Do you have a model number? Have you tried it?


----------



## dvanbramer88

I don't have a model number and i have never tried it, BUT i do work there in the fish department. I will grab a model # for you guys tonight at work.


----------



## dvanbramer88

It's made by Corallife. 

Coralife Aqualight Digital Power Center - - PetSmart


----------



## jrman83

I use those. They don't have as much control as you may think. The right outlets are on all the time, the 4 the left are on timers. When the top two are on, daylight outlets, the bottom two, nighttime outlets, are off and vice-versa. You cannot program out the action of the night vs day outlets.


----------



## sschreiner5

jrman83 said:


> I use those.
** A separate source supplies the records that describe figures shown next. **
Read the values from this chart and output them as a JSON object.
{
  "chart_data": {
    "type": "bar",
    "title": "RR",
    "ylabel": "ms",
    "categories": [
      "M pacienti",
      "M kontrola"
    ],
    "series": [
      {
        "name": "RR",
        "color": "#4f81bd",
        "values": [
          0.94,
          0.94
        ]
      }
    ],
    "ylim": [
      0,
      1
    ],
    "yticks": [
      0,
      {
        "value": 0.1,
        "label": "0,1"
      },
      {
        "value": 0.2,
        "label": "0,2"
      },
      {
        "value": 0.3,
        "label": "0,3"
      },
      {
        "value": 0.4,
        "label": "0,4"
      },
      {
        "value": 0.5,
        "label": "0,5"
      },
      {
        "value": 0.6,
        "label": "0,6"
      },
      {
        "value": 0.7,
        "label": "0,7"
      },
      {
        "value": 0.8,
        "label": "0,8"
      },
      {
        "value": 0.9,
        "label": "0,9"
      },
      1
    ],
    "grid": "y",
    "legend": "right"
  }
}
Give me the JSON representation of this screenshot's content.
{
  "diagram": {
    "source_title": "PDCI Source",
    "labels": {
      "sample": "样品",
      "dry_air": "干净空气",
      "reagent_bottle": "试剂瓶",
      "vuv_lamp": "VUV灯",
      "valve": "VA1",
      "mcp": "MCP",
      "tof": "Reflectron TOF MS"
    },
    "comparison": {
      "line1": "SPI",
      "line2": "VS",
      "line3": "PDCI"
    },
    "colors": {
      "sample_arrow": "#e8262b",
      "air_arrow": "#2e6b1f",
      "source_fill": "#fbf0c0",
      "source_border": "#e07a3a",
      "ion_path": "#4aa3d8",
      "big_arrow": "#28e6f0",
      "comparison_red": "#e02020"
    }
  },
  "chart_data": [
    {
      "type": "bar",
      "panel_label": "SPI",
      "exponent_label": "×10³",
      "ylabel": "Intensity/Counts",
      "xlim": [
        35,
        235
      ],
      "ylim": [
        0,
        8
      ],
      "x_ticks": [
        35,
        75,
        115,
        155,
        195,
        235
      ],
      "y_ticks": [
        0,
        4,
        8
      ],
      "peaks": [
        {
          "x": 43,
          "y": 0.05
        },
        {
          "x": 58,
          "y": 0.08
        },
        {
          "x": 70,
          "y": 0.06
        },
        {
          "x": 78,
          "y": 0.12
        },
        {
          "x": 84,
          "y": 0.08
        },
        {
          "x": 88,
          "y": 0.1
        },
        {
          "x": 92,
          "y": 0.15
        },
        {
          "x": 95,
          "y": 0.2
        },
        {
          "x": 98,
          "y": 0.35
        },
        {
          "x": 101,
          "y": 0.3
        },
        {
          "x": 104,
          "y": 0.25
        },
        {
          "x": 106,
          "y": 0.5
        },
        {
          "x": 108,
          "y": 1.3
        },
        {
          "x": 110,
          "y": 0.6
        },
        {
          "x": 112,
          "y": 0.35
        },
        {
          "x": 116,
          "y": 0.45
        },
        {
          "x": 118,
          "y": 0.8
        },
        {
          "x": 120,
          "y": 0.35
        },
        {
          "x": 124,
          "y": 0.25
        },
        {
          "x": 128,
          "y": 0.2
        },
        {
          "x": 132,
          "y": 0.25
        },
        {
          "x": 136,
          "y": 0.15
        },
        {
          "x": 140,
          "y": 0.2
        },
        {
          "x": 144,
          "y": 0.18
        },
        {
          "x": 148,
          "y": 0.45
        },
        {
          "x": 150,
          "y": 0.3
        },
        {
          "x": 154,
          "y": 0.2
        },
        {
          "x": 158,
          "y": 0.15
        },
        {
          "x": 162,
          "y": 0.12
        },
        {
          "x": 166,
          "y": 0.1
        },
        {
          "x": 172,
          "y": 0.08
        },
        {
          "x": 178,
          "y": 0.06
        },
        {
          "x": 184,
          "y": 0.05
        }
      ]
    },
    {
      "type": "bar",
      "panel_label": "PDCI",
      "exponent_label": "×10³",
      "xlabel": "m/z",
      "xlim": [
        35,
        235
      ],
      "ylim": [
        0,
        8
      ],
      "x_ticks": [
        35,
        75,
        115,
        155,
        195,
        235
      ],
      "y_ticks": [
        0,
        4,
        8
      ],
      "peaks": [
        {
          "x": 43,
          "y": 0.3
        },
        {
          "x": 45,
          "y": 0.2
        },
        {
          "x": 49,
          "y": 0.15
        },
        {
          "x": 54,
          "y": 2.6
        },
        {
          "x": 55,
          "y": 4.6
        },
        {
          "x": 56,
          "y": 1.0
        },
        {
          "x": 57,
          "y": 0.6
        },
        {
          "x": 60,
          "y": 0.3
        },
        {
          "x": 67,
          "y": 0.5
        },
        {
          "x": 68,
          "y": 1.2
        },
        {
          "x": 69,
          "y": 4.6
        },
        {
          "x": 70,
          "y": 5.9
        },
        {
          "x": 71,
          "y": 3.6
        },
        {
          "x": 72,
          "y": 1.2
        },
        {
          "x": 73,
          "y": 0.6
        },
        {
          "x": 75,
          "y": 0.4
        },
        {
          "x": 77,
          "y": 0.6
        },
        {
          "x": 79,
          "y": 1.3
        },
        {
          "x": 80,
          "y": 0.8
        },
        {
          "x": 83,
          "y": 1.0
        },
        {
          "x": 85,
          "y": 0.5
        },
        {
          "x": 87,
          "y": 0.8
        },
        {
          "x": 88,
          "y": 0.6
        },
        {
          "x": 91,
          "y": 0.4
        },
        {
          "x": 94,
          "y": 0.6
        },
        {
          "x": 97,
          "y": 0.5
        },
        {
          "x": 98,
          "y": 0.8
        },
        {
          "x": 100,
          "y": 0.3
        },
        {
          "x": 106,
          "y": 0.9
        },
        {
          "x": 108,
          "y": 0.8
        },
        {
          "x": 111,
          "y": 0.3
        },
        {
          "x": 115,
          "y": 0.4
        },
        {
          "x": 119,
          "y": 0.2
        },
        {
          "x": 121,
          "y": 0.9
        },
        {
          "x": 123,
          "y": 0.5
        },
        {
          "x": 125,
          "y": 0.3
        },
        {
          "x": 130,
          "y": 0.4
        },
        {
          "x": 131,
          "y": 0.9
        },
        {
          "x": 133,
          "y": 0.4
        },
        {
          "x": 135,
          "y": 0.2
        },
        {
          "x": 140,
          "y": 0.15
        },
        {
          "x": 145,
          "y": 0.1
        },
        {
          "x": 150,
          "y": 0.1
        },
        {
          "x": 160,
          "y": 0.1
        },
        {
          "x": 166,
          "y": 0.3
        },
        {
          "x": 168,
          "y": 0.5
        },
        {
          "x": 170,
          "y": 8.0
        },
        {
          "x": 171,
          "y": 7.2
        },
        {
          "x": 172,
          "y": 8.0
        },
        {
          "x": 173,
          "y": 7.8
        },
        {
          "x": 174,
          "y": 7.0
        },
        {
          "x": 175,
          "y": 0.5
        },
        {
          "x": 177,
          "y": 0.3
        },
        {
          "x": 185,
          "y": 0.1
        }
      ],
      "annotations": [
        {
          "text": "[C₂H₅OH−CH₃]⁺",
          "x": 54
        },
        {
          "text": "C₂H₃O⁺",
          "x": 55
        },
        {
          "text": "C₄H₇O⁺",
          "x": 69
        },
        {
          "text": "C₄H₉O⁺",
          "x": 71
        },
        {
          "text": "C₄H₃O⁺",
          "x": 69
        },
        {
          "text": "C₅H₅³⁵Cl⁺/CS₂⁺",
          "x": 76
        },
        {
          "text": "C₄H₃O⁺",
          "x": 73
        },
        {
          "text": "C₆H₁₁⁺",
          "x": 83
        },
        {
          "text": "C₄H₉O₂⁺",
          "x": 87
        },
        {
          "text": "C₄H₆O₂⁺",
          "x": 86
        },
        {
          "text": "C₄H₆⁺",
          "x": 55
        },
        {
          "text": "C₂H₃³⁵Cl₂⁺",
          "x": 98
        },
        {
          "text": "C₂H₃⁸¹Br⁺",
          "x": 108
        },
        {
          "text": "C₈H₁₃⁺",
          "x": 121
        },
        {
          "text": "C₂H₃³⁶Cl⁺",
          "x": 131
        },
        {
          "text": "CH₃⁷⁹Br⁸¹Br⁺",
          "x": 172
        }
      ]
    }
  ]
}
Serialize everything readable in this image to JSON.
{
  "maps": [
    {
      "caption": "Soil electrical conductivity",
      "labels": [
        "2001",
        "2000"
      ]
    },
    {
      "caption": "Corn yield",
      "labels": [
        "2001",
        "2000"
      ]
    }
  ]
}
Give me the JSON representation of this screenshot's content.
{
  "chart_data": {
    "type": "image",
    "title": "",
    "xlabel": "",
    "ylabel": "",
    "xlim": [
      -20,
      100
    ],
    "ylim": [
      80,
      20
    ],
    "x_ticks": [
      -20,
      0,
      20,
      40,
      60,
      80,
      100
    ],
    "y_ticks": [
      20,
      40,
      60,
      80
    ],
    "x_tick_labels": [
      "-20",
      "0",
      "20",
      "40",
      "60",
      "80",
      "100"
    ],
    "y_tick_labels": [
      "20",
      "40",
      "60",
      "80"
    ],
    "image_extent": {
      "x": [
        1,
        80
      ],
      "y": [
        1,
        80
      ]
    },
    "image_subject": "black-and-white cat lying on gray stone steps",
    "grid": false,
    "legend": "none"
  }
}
They don't have as much control as you may think. The right outlets are on all the time, the 4 the left are on timers. When the top two are on, daylight outlets, the bottom two, nighttime outlets, are off and vice-versa. You cannot program out the action of the night vs day outlets.


Yup I have one of these and its really only 1 timer. When one the blue ones are on the yellow ones are not, they can't both be on or off at the same time. On the package it talks about multiple program settings or something but what they really mean is you can have it turn the yellow ones on at 7 on Tuesday but on Wednesday they come on at 6 and Friday they come on at 5. So their 7 program settings are just one program for each day of the week. Its a pretty good timer so far though.


----------